Correct Answer - Option 1 : -1
Concept:
- log m + log n = log mn
- sin x/cos x = tan x
- \(\rm \frac{d}{dx} log\ x = \frac{1}{x}\)
- \(\rm \frac{d}{dx} cos x = -sin x\)
Calculation:
y = cos x ⋅ cos 4x ⋅ cos 8x
Taking log on both side
⇒ log y = log (cos x ⋅ cos 4x ⋅ cos 8x)
⇒ log y = log cos x + log cos 4x + log cos 8x
Differentiating both side with respect to x
⇒ \(\frac{1}{y}\frac{dy}{dx} = \frac{-sin\ x}{cos\ x}+\frac{-4sin\ 4x}{cos\ 4 x}+\frac{-8sin\ 8x}{cos\ 8x}\)
⇒ \(\frac{1}{y}\frac{dy}{dx}\) = -1[tan x + tan 4x + tan 8x]

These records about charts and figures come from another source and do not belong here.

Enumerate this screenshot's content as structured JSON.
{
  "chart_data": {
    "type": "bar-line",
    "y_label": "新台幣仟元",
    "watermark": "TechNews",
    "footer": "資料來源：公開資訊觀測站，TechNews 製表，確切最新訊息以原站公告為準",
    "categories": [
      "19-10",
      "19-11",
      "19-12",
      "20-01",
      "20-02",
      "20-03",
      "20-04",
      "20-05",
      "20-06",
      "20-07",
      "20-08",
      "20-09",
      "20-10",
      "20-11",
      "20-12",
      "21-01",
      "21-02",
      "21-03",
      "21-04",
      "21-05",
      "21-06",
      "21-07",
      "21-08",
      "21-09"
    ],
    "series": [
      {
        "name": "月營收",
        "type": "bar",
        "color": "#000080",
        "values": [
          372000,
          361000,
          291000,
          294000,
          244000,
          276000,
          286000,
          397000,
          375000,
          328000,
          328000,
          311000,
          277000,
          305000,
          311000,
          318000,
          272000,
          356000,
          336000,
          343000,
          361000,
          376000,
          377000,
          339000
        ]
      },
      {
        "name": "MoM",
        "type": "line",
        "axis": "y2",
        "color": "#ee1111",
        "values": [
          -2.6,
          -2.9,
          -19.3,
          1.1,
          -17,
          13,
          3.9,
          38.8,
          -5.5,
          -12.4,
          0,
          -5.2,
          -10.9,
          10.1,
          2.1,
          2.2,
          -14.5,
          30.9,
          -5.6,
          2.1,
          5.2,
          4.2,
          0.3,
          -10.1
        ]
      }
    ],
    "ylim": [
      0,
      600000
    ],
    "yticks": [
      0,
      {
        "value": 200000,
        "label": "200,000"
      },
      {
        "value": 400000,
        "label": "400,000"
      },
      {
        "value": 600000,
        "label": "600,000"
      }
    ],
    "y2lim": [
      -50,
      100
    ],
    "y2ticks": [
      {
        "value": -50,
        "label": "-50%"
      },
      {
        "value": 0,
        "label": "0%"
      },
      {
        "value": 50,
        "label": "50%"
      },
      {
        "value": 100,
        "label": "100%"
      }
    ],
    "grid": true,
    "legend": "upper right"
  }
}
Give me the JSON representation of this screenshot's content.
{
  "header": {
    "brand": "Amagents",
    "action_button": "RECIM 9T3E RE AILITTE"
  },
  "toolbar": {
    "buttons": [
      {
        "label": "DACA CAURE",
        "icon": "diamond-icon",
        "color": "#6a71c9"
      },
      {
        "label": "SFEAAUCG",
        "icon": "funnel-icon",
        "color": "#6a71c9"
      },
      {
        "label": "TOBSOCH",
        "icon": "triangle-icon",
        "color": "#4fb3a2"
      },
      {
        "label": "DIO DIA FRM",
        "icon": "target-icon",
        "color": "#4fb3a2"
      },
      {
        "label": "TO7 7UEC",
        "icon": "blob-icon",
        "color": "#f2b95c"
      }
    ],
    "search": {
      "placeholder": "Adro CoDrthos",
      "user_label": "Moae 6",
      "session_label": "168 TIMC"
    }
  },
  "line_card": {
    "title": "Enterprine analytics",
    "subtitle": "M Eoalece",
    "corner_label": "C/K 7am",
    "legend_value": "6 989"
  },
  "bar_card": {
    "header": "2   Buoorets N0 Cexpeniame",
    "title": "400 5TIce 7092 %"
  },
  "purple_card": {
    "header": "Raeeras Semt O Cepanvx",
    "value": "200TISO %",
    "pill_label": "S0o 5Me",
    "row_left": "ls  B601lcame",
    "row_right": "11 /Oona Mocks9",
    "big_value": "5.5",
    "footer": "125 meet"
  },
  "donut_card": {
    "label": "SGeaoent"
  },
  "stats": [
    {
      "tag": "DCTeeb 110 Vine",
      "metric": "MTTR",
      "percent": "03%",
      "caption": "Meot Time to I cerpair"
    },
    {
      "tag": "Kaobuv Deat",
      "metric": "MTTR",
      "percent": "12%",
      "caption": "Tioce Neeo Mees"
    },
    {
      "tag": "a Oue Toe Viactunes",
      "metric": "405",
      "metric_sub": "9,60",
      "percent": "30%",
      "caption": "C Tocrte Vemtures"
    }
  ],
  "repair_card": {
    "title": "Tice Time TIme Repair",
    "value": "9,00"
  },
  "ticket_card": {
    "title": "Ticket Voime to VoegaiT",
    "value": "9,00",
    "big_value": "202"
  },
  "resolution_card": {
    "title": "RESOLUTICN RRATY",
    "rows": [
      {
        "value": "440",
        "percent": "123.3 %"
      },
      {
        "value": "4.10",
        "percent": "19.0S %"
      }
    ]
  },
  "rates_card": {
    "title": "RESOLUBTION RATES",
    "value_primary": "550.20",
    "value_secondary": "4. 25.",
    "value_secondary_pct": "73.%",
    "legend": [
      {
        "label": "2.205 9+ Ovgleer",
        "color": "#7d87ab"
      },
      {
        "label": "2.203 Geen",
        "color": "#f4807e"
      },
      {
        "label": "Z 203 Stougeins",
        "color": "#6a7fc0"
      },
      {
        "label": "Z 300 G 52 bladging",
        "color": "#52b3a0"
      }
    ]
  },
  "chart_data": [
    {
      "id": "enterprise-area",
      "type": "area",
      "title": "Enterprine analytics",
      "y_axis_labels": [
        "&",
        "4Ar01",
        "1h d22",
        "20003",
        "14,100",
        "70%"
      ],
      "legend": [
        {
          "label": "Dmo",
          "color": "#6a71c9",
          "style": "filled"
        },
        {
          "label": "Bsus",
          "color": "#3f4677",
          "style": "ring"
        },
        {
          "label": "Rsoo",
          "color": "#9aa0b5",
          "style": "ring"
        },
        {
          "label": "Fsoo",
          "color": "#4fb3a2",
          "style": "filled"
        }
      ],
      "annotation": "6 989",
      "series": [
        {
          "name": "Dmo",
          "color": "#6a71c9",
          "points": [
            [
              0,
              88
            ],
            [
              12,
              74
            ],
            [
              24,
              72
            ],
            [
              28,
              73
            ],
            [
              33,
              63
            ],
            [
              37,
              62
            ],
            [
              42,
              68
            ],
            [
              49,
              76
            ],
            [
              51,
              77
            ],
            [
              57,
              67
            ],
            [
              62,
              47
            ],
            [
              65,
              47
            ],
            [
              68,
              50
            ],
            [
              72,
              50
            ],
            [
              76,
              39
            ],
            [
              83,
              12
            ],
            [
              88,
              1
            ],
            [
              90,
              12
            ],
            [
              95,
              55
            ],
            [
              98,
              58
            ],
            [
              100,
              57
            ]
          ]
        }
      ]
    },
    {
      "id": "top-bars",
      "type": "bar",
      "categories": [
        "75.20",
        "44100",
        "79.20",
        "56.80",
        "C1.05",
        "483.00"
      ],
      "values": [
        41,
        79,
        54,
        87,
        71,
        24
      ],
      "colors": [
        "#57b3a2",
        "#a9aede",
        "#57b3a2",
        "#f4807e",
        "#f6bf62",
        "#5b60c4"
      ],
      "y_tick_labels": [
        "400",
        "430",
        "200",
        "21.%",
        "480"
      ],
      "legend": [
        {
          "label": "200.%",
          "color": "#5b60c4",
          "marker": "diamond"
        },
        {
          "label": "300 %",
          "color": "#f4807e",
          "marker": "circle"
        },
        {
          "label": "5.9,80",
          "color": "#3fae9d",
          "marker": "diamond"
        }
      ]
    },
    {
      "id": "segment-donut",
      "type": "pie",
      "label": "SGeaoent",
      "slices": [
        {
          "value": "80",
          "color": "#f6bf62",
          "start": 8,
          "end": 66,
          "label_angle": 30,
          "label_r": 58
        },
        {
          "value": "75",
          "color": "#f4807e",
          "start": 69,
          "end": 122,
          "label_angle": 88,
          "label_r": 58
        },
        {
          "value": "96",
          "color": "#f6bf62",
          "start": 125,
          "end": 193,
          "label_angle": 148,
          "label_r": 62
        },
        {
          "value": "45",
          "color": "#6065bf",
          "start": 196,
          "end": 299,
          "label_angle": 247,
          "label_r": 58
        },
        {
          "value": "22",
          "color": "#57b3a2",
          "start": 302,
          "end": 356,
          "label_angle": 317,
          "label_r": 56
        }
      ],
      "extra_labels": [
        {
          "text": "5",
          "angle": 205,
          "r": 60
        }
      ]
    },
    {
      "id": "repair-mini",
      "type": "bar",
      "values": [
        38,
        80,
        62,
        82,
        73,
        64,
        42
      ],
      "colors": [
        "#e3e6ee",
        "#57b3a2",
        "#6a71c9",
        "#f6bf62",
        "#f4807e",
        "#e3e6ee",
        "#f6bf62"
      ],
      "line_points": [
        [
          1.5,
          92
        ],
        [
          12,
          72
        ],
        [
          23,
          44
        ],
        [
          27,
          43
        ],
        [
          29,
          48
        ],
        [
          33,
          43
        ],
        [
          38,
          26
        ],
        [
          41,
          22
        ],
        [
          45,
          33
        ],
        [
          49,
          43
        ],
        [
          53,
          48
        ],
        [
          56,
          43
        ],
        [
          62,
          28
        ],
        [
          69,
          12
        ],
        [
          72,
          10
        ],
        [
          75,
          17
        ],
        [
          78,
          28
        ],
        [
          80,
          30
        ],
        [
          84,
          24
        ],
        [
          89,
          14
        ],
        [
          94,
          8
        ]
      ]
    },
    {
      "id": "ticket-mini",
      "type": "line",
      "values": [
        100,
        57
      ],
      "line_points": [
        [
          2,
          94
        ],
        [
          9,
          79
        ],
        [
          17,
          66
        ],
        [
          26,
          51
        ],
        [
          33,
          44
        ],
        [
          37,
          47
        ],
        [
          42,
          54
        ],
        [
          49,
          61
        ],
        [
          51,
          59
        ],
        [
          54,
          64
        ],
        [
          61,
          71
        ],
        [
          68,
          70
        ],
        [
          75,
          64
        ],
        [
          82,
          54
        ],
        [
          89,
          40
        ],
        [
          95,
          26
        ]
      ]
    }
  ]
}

Now putting \(\rm x = \frac{π}{4}\)
⇒ \(\frac{1}{y}\frac{dy}{dx}\) = -1[\(tan\ \frac{π}{4}+tan \frac{4π}{4}+tan\ \frac{8π}{4}\)]
⇒ \(\frac{1}{y}\frac{dy}{dx}\) = -[1 + tan π + tan 2π] [∵ tan(π/4) = 1]
⇒ \(\frac{1}{y}\frac{dy}{dx}\) = -1 (∵ tan nπ = 0)
∴ \(\rm \frac{1}{y}\frac{dy}{dx}\) at \(x = \frac{π}{4}\) equal to is -1.